Great job as always Brent. When it’s time for me to blog I always read your stuff to get me ramped up!
Ha! Thank you, sir.
I was interested in preserving some history and ended up going with deletes, but tried to optimize as much as possible. This is what I came up with: delbackuphist
Mr Ozar, once again you have wowed me with some crazy DBA knowledge. Thank you for sharing your knowledge with us all. Especially the part where you told us how you knew to look at this. Good times.
Jeremiah out!
“on SQL Server 2000, this is a huge problem because it’s not indexed well.”
Wow! Thank god I’ve never forgotten to setup my history cleanup tasks!
Brent,
Geoff Hiten had a good post on this topic a while back, including adding some suggested performance indexes for msdb. I wonder if having these or other indexes would help make the msdb maintenance process take less time – especially for SQL 2000?
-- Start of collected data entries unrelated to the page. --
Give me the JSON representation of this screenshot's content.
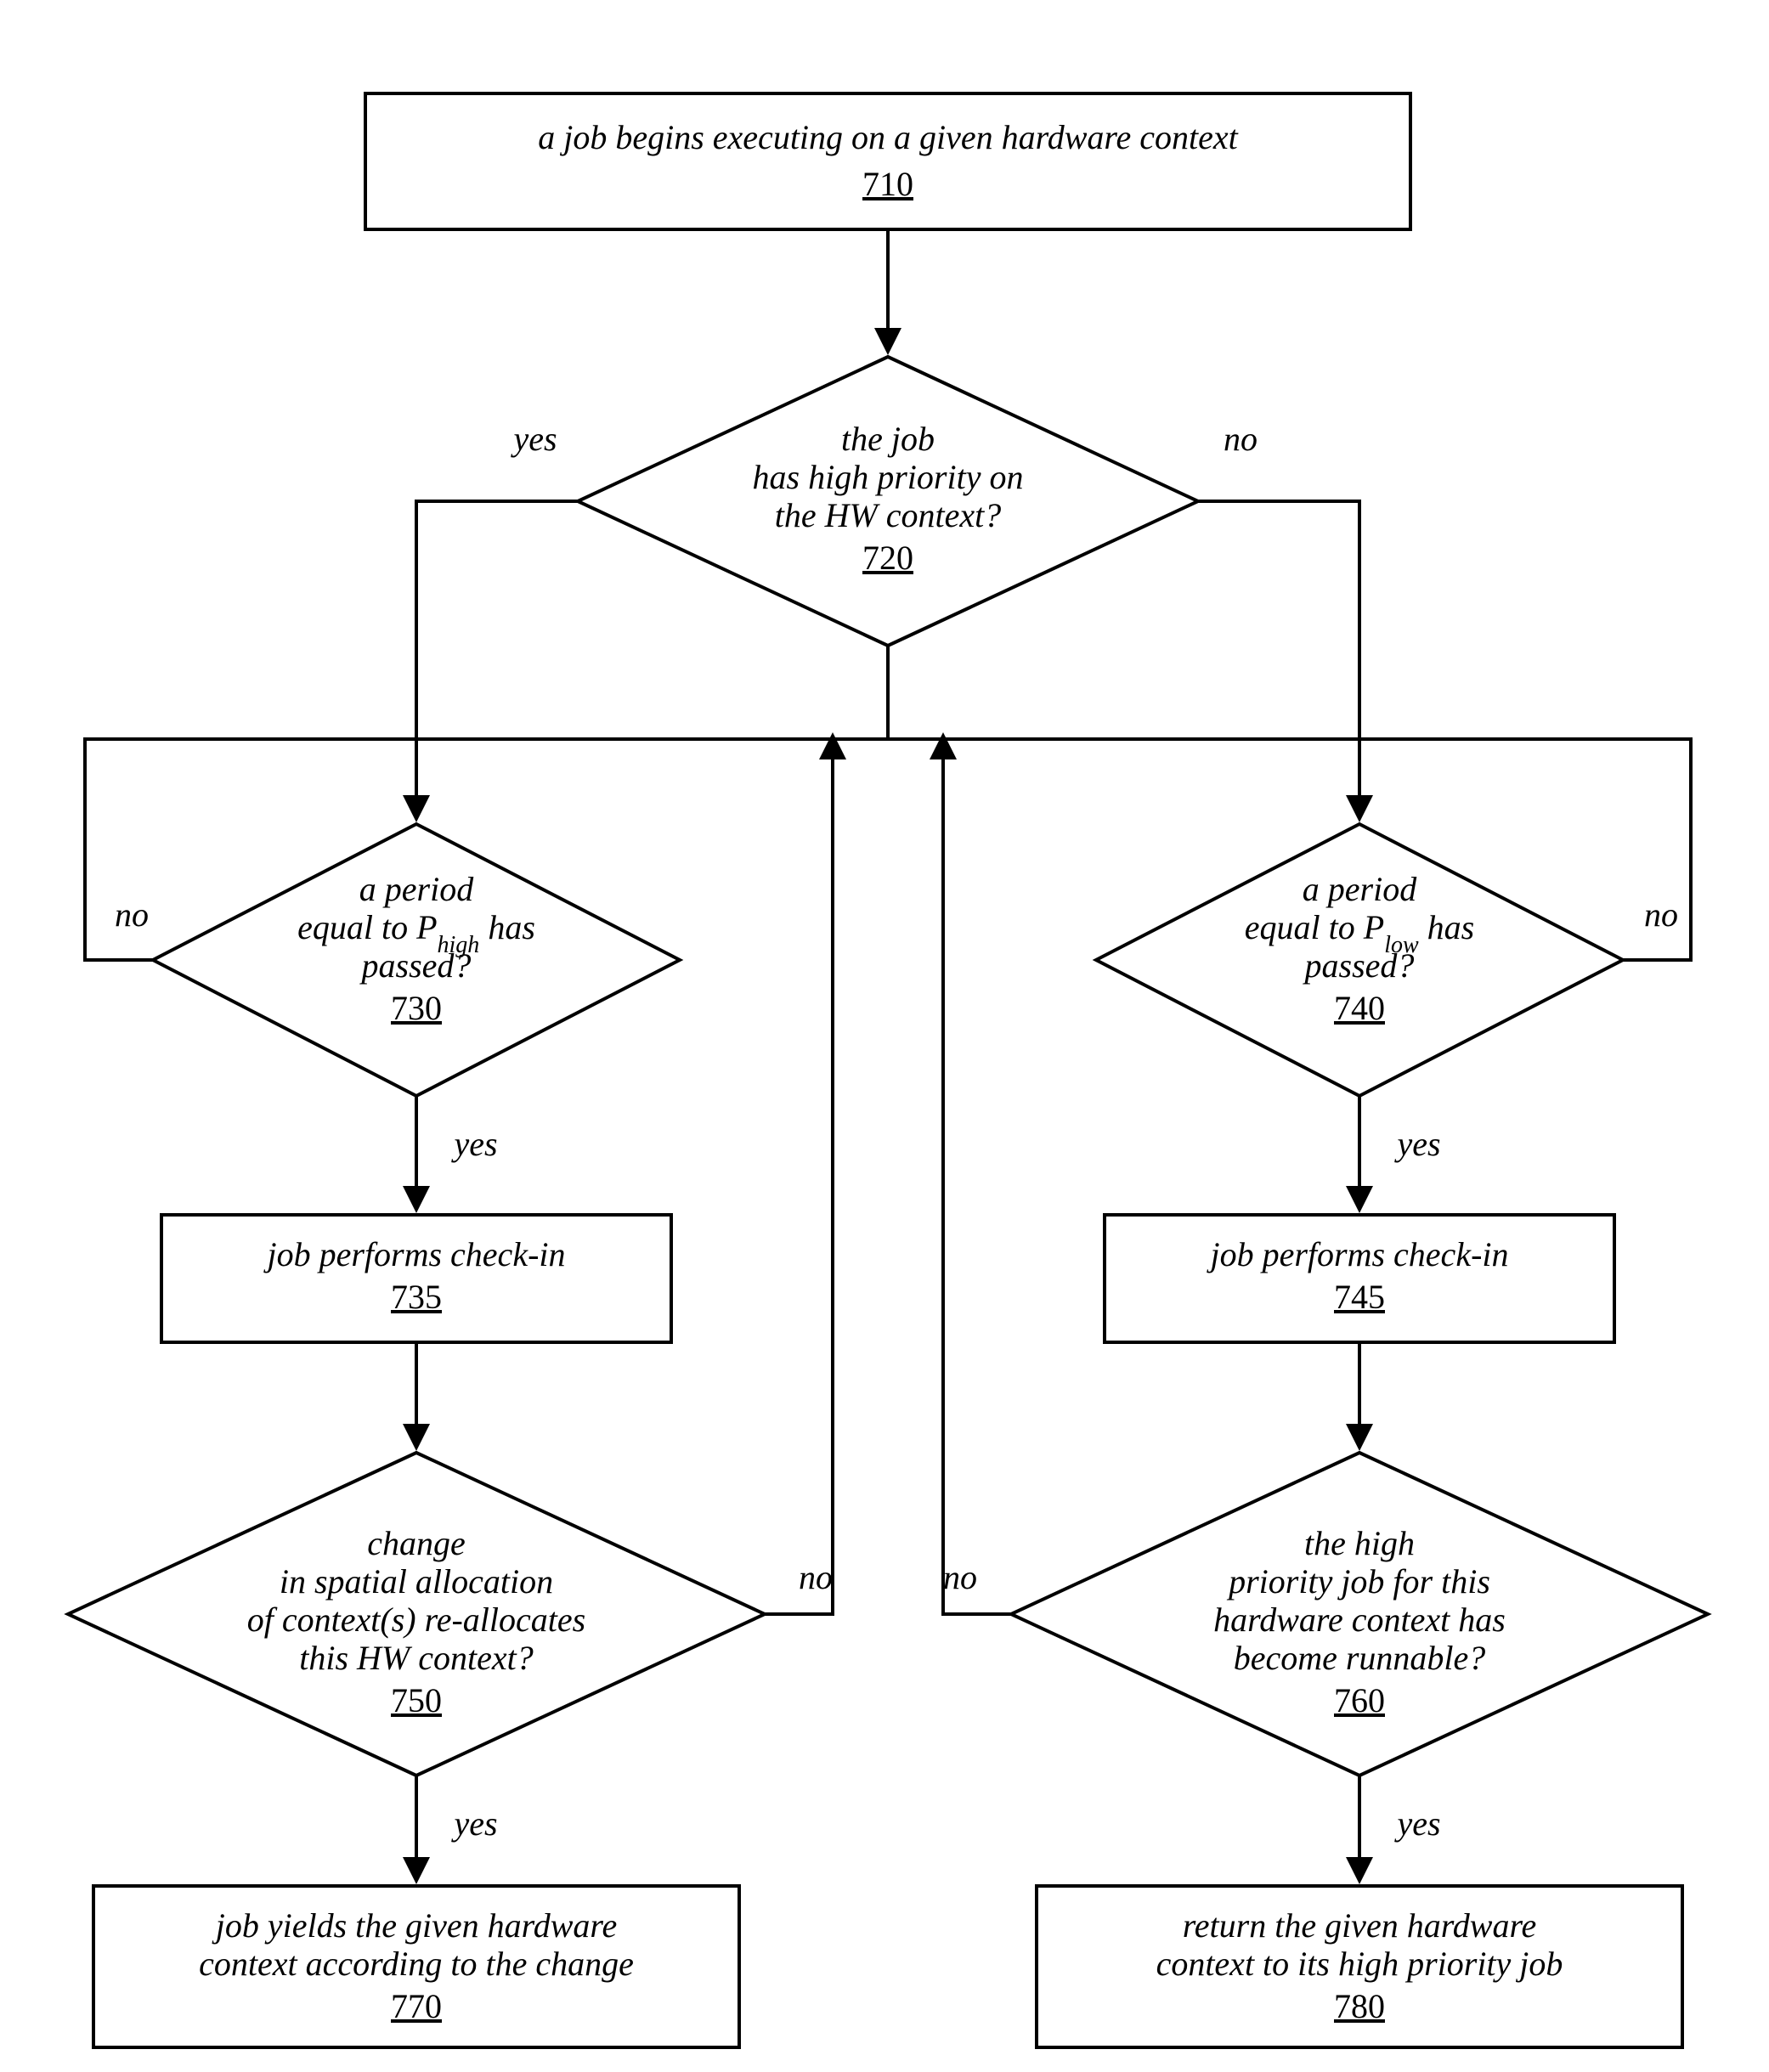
{
  "nodes": {
    "n710": {
      "text": "a job begins executing on a given hardware context",
      "ref": "710"
    },
    "n720": {
      "l1": "the job",
      "l2": "has high priority on",
      "l3": "the HW context?",
      "ref": "720"
    },
    "n730": {
      "l1": "a period",
      "l2_a": "equal to P",
      "l2_sub": "high",
      "l2_b": " has",
      "l3": "passed?",
      "ref": "730"
    },
    "n735": {
      "text": "job performs check-in",
      "ref": "735"
    },
    "n740": {
      "l1": "a period",
      "l2_a": "equal to P",
      "l2_sub": "low",
      "l2_b": " has",
      "l3": "passed?",
      "ref": "740"
    },
    "n745": {
      "text": "job performs check-in",
      "ref": "745"
    },
    "n750": {
      "l1": "change",
      "l2": "in spatial allocation",
      "l3": "of context(s) re-allocates",
      "l4": "this HW context?",
      "ref": "750"
    },
    "n760": {
      "l1": "the high",
      "l2": "priority job for this",
      "l3": "hardware context has",
      "l4": "become runnable?",
      "ref": "760"
    },
    "n770": {
      "l1": "job yields the given hardware",
      "l2": "context according to the change",
      "ref": "770"
    },
    "n780": {
      "l1": "return the given hardware",
      "l2": "context to its high priority job",
      "ref": "780"
    }
  },
  "labels": {
    "yes": "yes",
    "no": "no"
  }
}
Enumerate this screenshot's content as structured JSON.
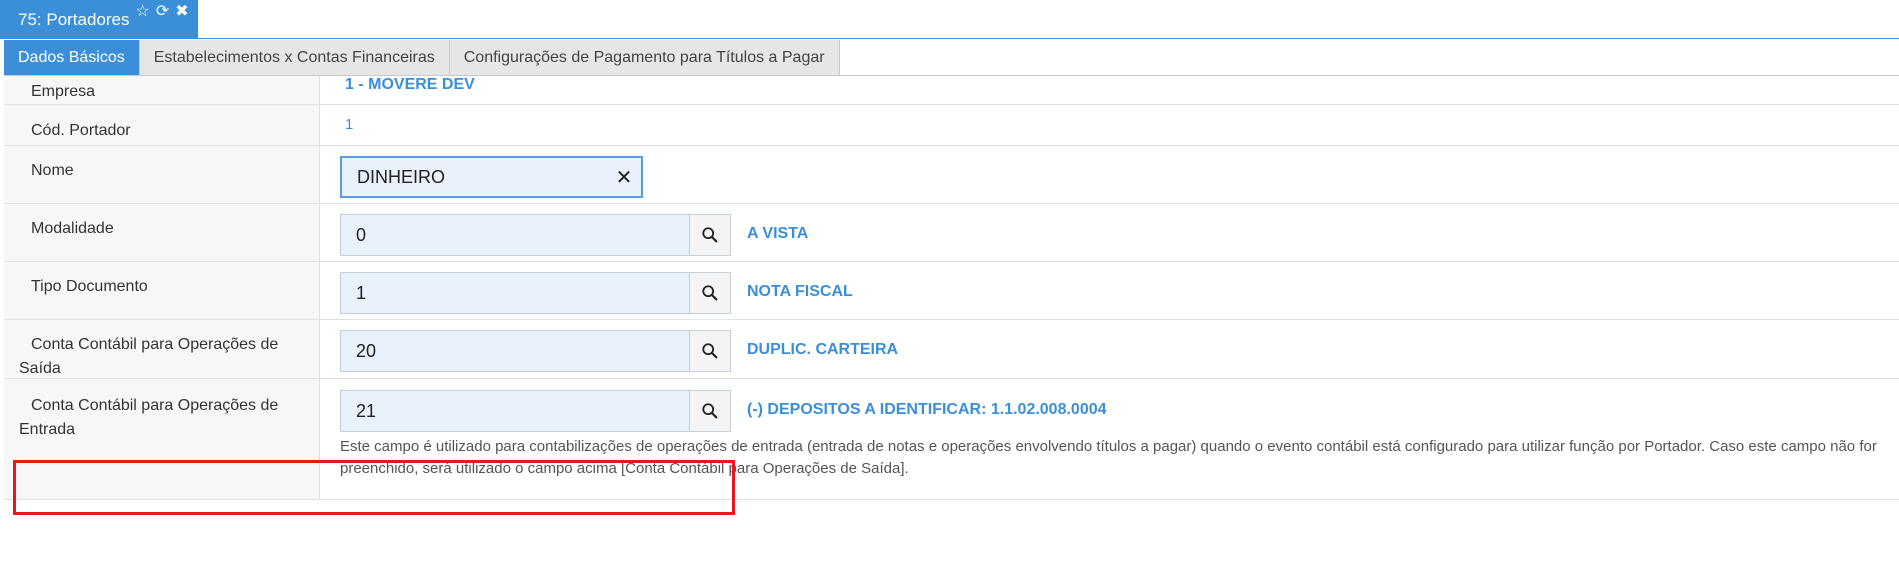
{
  "window": {
    "title": "75: Portadores",
    "icons": [
      "star-icon",
      "refresh-icon",
      "close-icon"
    ],
    "accent_color": "#3b8fd8"
  },
  "tabs": [
    {
      "label": "Dados Básicos",
      "active": true
    },
    {
      "label": "Estabelecimentos x Contas Financeiras",
      "active": false
    },
    {
      "label": "Configurações de Pagamento para Títulos a Pagar",
      "active": false
    }
  ],
  "form": {
    "empresa": {
      "label": "Empresa",
      "value": "1 - MOVERE DEV"
    },
    "cod_portador": {
      "label": "Cód. Portador",
      "value": "1"
    },
    "nome": {
      "label": "Nome",
      "value": "DINHEIRO"
    },
    "modalidade": {
      "label": "Modalidade",
      "value": "0",
      "description": "A VISTA"
    },
    "tipo_documento": {
      "label": "Tipo Documento",
      "value": "1",
      "description": "NOTA FISCAL"
    },
    "conta_saida": {
      "label": "Conta Contábil para Operações de Saída",
      "value": "20",
      "description": "DUPLIC. CARTEIRA"
    },
    "conta_entrada": {
      "label": "Conta Contábil para Operações de Entrada",
      "value": "21",
      "description": "(-) DEPOSITOS A IDENTIFICAR: 1.1.02.008.0004",
      "help": "Este campo é utilizado para contabilizações de operações de entrada (entrada de notas e operações envolvendo títulos a pagar) quando o evento contábil está configurado para utilizar função por Portador. Caso este campo não for preenchido, será utilizado o campo acima [Conta Contábil para Operações de Saída]."
    }
  },
  "highlight_color": "#e8171c"
}
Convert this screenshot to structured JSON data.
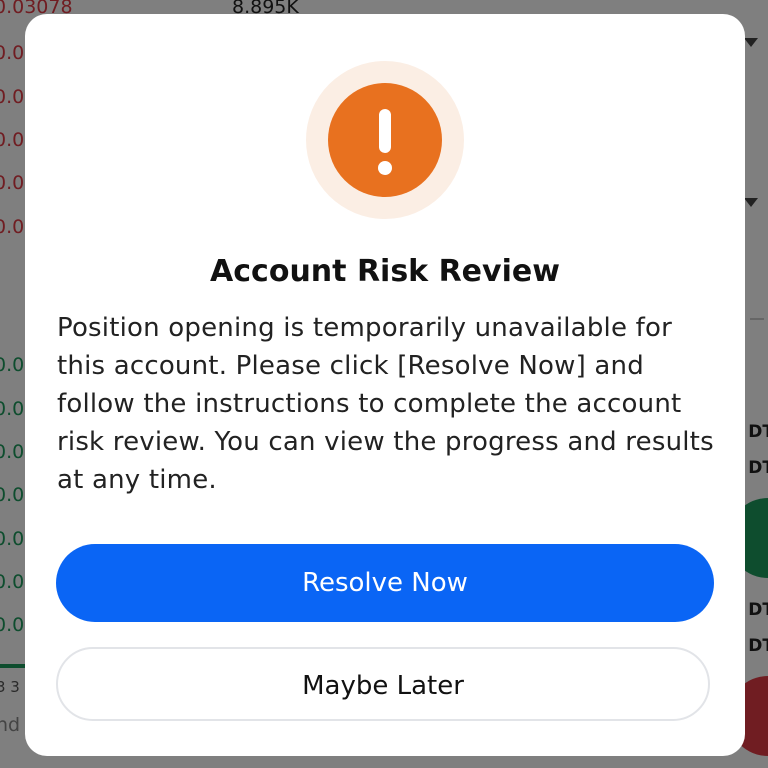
{
  "background": {
    "top_price": "0.03078",
    "top_volume": "8.895K",
    "left_prices_red": [
      "0.0",
      "0.0",
      "0.0",
      "0.0",
      "0.0"
    ],
    "left_prices_green": [
      "0.0",
      "0.0",
      "0.0",
      "0.0",
      "0.0",
      "0.0",
      "0.0"
    ],
    "bottom_text": "3 3",
    "bottom_text2": "nd",
    "right_labels": [
      "DT",
      "DT",
      "DT",
      "DT"
    ]
  },
  "dialog": {
    "icon": "exclamation-icon",
    "title": "Account Risk Review",
    "body": "Position opening is temporarily unavailable for this account. Please click [Resolve Now] and follow the instructions to complete the account risk review. You can view the progress and results at any time.",
    "primary_button": "Resolve Now",
    "secondary_button": "Maybe Later"
  },
  "colors": {
    "primary": "#0a65f5",
    "warning": "#e8711f",
    "warning_halo": "#fbeee4",
    "sell_red": "#e03a45",
    "buy_green": "#1d9a5c"
  }
}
http://weblogs.sqlteam.com/geoffh/archive/2008/01/21/MSDB-Performance-Tuning.aspx
Scott R.
I ran into this problem too. We had over 7 years of uncleared backup history in MS SQL 2000, 160 databases, and transaction log backups every 15 min. The major symptom was that right clicking a database to view properties in Enterprise Manager or SSMS would lock the application for 4-9 minutes.